Cargo plane only. On a passenger plane you are limited to the 8 grams equivalent lithium metal, plugged into the device etc. This is federal law and there is absolutely no way of getting around it. Even on a cargo plane you have to pay a lot of money to a certified carrier to jump through a bunch of hoops.


----------



## DanGT86 (Jan 1, 2011)

Does the hazmat class require extra licenses or procedures that Ups or Fedex wouldnt have for ground shipping? I would really like to find a way to do the transaction in person even if that means a plane ticket and dropping them off at a shipping hub myself. I also have family and friends in the area that could go get the batteries and then ship them to me. Only problem would be if the batt supplier gets way cheaper prices since they are used to shipping batteries. I am having a hard time with the idea of sending thousands of dollars to the other side of the country or to china without seeing the product first.


----------



## onegreenev (May 18, 2012)

Save the hassle, fly in and rent a small truck or car and then drive home with your precious cargo. Be sure to rent a diesel power vehicle. More smiles per mile for the money spent in fuel. Might just be the cheaper way to do that.


----------



## frodus (Apr 12, 2008)

DanGT86 said:


> Does the hazmat class require extra licenses or procedures that Ups or Fedex wouldnt have for ground shipping? I would really like to find a way to do the transaction in person even if that means a plane ticket and dropping them off at a shipping hub myself. I also have family and friends in the area that could go get the batteries and then ship them to me. Only problem would be if the batt supplier gets way cheaper prices since they are used to shipping batteries. I am having a hard time with the idea of sending thousands of dollars to the other side of the country or to china without seeing the product first.



Yes they do. They require the shipper/packager (not UPS/DHL, but the actual person that is packing the batteries for shipment) to be trained in shipping Hazmat Class 9 materials.... and it costs to be trained. If you send them, but have someone else pack them who is certified and has documents proving such, it may work. Save yourself the hassle. You can buy in person, but I'd recomend having the company you buy from ship them.


----------



## DanGT86 (Jan 1, 2011)

Thanks. This info has been a big help. I will probably send a buddy of mine in the area to oversee it if I can't be there myself and then use the supplier's shipping. It will be nice to crosscheck the serial numbers with the inspection report and things like that. 

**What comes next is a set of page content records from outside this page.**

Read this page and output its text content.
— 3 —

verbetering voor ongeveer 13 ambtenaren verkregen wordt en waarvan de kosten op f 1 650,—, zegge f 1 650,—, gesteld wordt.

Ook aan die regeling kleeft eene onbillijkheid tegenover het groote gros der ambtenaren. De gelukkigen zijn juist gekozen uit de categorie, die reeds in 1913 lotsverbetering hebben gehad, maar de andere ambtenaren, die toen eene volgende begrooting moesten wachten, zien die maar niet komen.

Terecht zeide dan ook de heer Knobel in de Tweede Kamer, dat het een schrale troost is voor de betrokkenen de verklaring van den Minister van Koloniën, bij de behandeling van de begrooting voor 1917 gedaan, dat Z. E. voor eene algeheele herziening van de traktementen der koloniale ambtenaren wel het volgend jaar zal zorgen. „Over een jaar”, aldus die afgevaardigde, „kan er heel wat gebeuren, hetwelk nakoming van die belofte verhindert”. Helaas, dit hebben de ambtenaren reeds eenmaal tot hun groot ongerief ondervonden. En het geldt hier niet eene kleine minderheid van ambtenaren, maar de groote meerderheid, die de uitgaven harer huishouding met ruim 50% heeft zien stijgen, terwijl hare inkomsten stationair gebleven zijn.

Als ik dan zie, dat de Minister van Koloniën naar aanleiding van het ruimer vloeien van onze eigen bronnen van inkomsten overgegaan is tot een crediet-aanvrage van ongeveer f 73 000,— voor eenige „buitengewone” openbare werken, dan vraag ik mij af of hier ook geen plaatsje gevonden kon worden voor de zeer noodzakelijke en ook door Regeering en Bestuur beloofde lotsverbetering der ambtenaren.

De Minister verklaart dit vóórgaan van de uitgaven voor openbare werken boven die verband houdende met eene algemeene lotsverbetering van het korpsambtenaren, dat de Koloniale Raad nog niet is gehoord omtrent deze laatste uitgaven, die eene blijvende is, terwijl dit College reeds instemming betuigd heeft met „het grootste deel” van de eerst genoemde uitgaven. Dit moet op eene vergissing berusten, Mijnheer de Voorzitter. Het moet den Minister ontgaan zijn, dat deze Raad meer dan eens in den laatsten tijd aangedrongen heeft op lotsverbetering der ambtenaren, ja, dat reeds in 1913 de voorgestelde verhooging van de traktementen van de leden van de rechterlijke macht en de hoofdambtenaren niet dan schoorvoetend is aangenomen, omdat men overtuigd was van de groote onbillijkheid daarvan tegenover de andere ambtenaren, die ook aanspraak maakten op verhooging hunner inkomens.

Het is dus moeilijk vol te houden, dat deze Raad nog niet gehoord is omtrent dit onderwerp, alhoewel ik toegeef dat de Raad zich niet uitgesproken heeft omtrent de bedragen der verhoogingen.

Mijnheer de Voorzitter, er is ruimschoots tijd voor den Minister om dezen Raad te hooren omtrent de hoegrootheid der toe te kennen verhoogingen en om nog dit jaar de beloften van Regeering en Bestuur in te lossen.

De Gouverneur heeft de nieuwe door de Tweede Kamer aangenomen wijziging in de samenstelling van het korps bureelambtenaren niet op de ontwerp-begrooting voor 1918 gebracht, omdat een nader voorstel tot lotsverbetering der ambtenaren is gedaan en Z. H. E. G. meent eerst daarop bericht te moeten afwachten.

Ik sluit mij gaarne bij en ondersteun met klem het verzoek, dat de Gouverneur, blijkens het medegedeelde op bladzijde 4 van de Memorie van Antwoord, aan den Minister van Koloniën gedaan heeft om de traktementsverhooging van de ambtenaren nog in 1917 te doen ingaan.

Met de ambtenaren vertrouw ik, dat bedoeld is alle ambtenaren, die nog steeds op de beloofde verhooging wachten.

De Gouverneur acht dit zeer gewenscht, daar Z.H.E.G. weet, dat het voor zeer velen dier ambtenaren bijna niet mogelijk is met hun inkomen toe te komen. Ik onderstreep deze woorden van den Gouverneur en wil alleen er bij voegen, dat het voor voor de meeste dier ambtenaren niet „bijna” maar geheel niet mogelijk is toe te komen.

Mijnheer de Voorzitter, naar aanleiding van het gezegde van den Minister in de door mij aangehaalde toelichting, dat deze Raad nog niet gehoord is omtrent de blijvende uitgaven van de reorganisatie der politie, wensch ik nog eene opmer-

Is it strange that the idea of checking 3 suitcases full of batteries at the ticket counter sounded kinda fun?


----------



## mizlplix (May 1, 2011)

AND, If you have them shipped, you are good. BUT if you pick them up you are subject to California retail sales taxes....Maybe $500-$600.00.......

I already talked to my warehouse in california.....Sucks, but it is the law.

Miz


----------